In het begin van haar carrière werkte Yonda Poslavsky in een a&o-praktijk. Daar kreeg ze iemand in behandeling die door de bedrijfsarts verwezen was. Hij was manager van een grote organisatie en had veel angstklachten. Hij durfde bijvoorbeeld geen koffie te drinken of te eten in het openbaar, durfde geen handen te schudden, hij wilde niet naar het toilet als iemand het zag, mensen mochten zijn handschrift niet zien. En hij durfde niet te rijden op de snelweg. Dat laatste was zijn grootste handicap. Want zo kon hij zijn werk niet doen.
Poslavsky had alles met hem gedaan wat ze kon bedenken en wat protocollair mogelijk was. ‘Het werd steeds onbevredigender. Na acht sessies waren we geen millimeter opgeschoten, de bedrijfsarts zou wel snel willen weten hoe het ermee stond. Mijn cliënt worstelde er al lang mee, ik gunde hem zo erg een succeservaring.’
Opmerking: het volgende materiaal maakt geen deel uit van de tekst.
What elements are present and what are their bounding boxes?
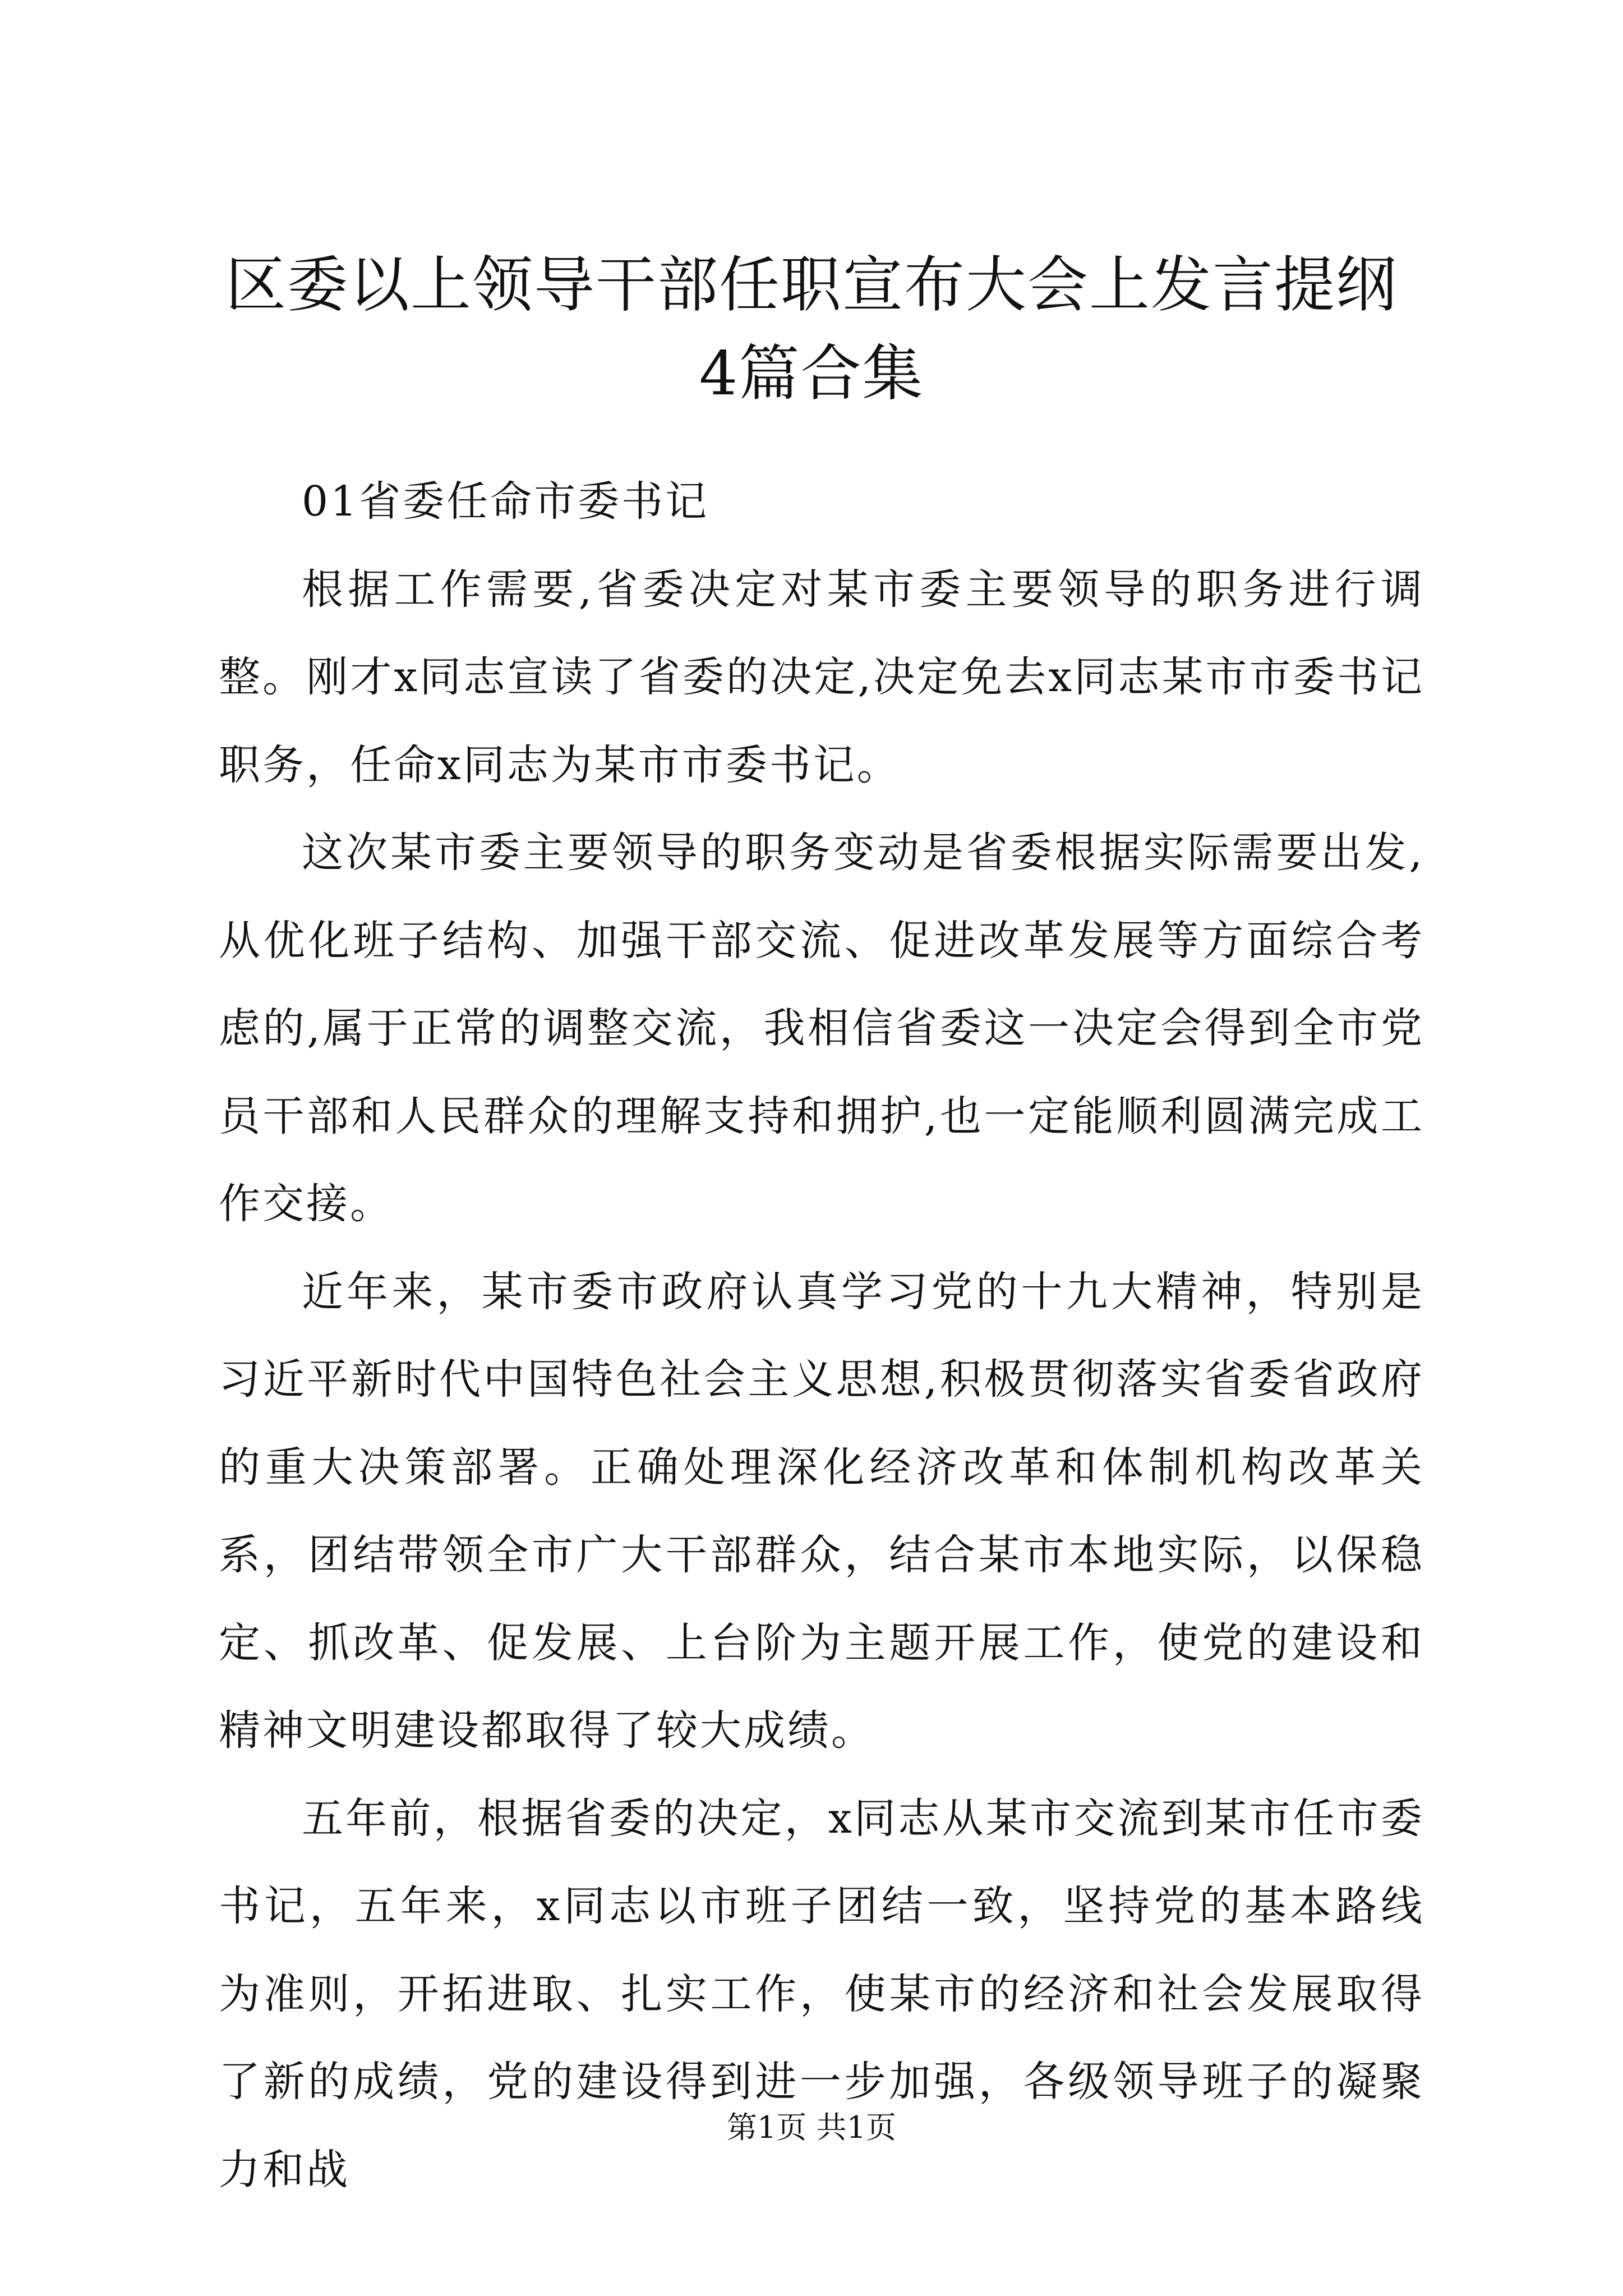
- paragraph-3: 近年来，某市委市政府认真学习党的十九大精神，特别是习近平新时代中国特色社会主义思想,积极贯彻落实省委省政府的重大决策部署。正确处理深化经济改革和体制机构改革关系，团结带领全市广大干部群众，结合某市本地实际，以保稳定、抓改革、促发展、上台阶为主题开展工作，使党的建设和精神文明建设都取得了较大成绩。: [219, 1267, 1424, 1755]
- section-heading: 01省委任命市委书记: [302, 477, 709, 526]
- document-body: [219, 458, 1424, 2214]
- page-footer: 第1页 共1页: [727, 2110, 896, 2145]
- paragraph-2: 这次某市委主要领导的职务变动是省委根据实际需要出发,从优化班子结构、加强干部交流、促进改革发展等方面综合考虑的,属于正常的调整交流，我相信省委这一决定会得到全市党员干部和人民群众的理解支持和拥护,也一定能顺利圆满完成工作交接。: [219, 829, 1424, 1228]
- paragraph-1: 根据工作需要,省委决定对某市委主要领导的职务进行调整。刚才x同志宣读了省委的决定,决定免去x同志某市市委书记职务，任命x同志为某市市委书记。: [219, 565, 1424, 789]
- document-title: 区委以上领导干部任职宣布大会上发言提纲4篇合集: [225, 250, 1398, 409]
- paragraph-4: 五年前，根据省委的决定，x同志从某市交流到某市任市委书记，五年来，x同志以市班子团结一致，坚持党的基本路线为准则，开拓进取、扎实工作，使某市的经济和社会发展取得了新的成绩，党的建设得到进一步加强，各级领导班子的凝聚力和战: [219, 1794, 1424, 2194]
Op die dag stond haar eigen auto bij de garage, ze was met een leenauto en opeens kreeg Poslavsky een idee. ‘Ik ving hem buiten op, gaf hem de sleutel en zei dat we gingen rijden. Achter het stuur kreeg hij in de gaten dat ik naar de snelweg wilde en raakte hij in paniek. Ik zei dat hij moest zingen, want hyperventileren en zingen, dat gaat niet samen. We begonnen bij Berend Botje, eindigden bij U2 en zo hebben we over de snelweg gereden. Het hielp.’
Toch was haar baas er minder blij mee. ‘Dit kon echt niet, ik had mijn cliënt en mezelf in gevaar gebracht. Inmiddels ben ik er ook van overtuigd dat het verkeerd was. Maar toch … de man was geholpen. Na die sessie konden we ook aan zijn andere fobieën werken, het ging moeizaam, maar we maakten vorderingen.’
Poslavsky krijgt nog altijd een kerstkaart van hem en ieder jaar komt hij een keer koffiedrinken. ‘We hebben het erover gehad. Allebei weten we dat het geen goede interventie was, maar we weten ook dat er waarschijnlijk geen andere manier was geweest waarop we iets hadden kunnen bereiken. Dit doe ik nooit meer, maar toch… Sindsdien besef ik wel hoe belangrijk je intuïtie is.’